Karma still exists alongside a new faction system, so your choices may affect you in more ways you're used to. Secondly, we have to help out the doctor. He's a bit brusque but lie's soon won around with our conversational skills. This is another feature: we don't charm him using a generic Speech skill, we convince him we're the man for the job using our Medical skill. It makes sense: all the charisma in the world won't help you chat knowledgeably to a doctor if you don't know what an appendix is. And more importantly, it makes sense in terms of role-playing skills. The explosives expert might not let you near his bomb unless you can demonstrate a knowledge of what does and doesn't blow up. So, while the good doctor goes for a walk around, I tend to his patients. There's comedy here - one guy's amputation goes slightly too well, with the amputation of an unexpected limb -but I imagine things could be even funnier if I wasn't such a damn good doctor. I'd have liked to have left behind a room full of mutilated guys and some apologies on Post-It notes.
The Major's final request brings the game's new factions to the forefront. In Fallout 3 and its downloadable content, your standing with certain groups was never made explicit. You knew your behaviour was somehow going to be remembered, but nothing ever popped up to say "The Brotherhood Of Steel Are Now Fond Of You". Now, they do.
Reaching A Head
Whether that's a good thing or not depends on your taste: I'm not keen on too many hidden statistics, and I'm willing to sacrifice the illusion of humanity for another set of numbers to manipulate. You might disagree, and you'd probably be a more complete human if you did.

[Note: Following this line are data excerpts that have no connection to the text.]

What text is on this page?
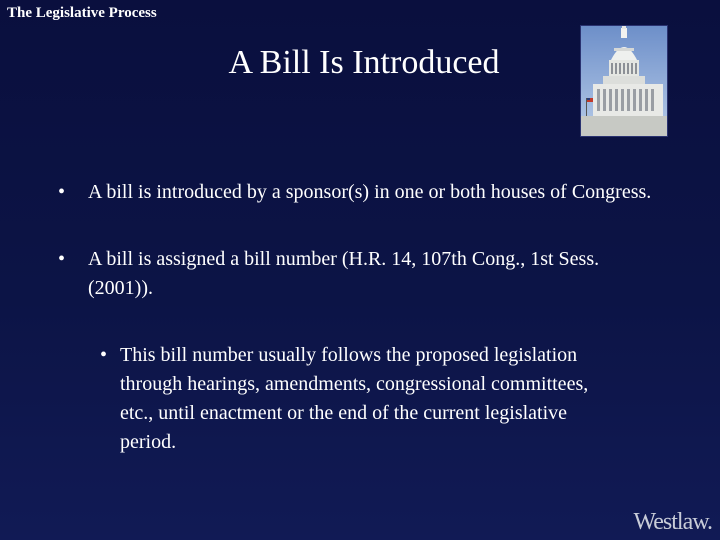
The Legislative Process
A Bill Is Introduced

• A bill is introduced by a sponsor(s) in one or both houses of Congress.

• A bill is assigned a bill number (H.R. 14, 107th Cong., 1st Sess. (2001)).

• This bill number usually follows the proposed legislation through hearings, amendments, congressional committees, etc., until enactment or the end of the current legislative period.

Westlaw.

I'm also encouraged to try out the new melee attacks. Up-close combat wasn't terribly compelling in vanilla Fallout 3, but most of the intimate weapons now have a unique option in the VATS system - you can aim it at a certain limb, as usual, or choose that weapon's special attack. The 9 iron has "Fore!", which lets you take a powerful, slow swing at your enemy - and it's perfect for taking out the enemy's dogs. It's strange - I'm a dog lover, so I tend to hate it when I'm asked to shoot one. But hitting them in the face with a golf club don't bother me at all. Perhaps I'm more of a monster than I thought.
So, will you be able to win the affections of both factions? It doesn't look like it. We've gone from tolerated to hated with Caesar's Legion in just a few minutes and a handful of kills. Grow a pair and choose a side. It looks like you'd be wise to choose a side and stick to it, or be hated by both teams.

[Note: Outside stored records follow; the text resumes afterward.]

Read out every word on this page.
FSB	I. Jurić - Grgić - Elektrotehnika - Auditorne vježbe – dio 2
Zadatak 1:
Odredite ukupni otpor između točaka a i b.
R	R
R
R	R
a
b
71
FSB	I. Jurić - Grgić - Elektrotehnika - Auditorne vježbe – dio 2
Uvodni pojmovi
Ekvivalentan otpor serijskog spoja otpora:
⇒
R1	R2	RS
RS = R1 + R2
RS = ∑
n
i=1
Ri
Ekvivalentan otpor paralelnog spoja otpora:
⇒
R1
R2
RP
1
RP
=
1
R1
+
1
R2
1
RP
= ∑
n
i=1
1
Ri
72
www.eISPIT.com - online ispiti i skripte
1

For those who enjoy being punished, a new hardcore mode will faithfully recreate the scorching desert heat, forcing you to stay hydrated in the scorching desert heat. It's the final tweak to a familiar template that'll please those determined to wring one last play out of the game.
New Vegas is also a chance for those die-hard Fallout fans to see what happened to their Black Isle dreams. For these people, and everyone else, New Vegas will be a sizable slice of story cake, from people who've waited seven years to tell their tale.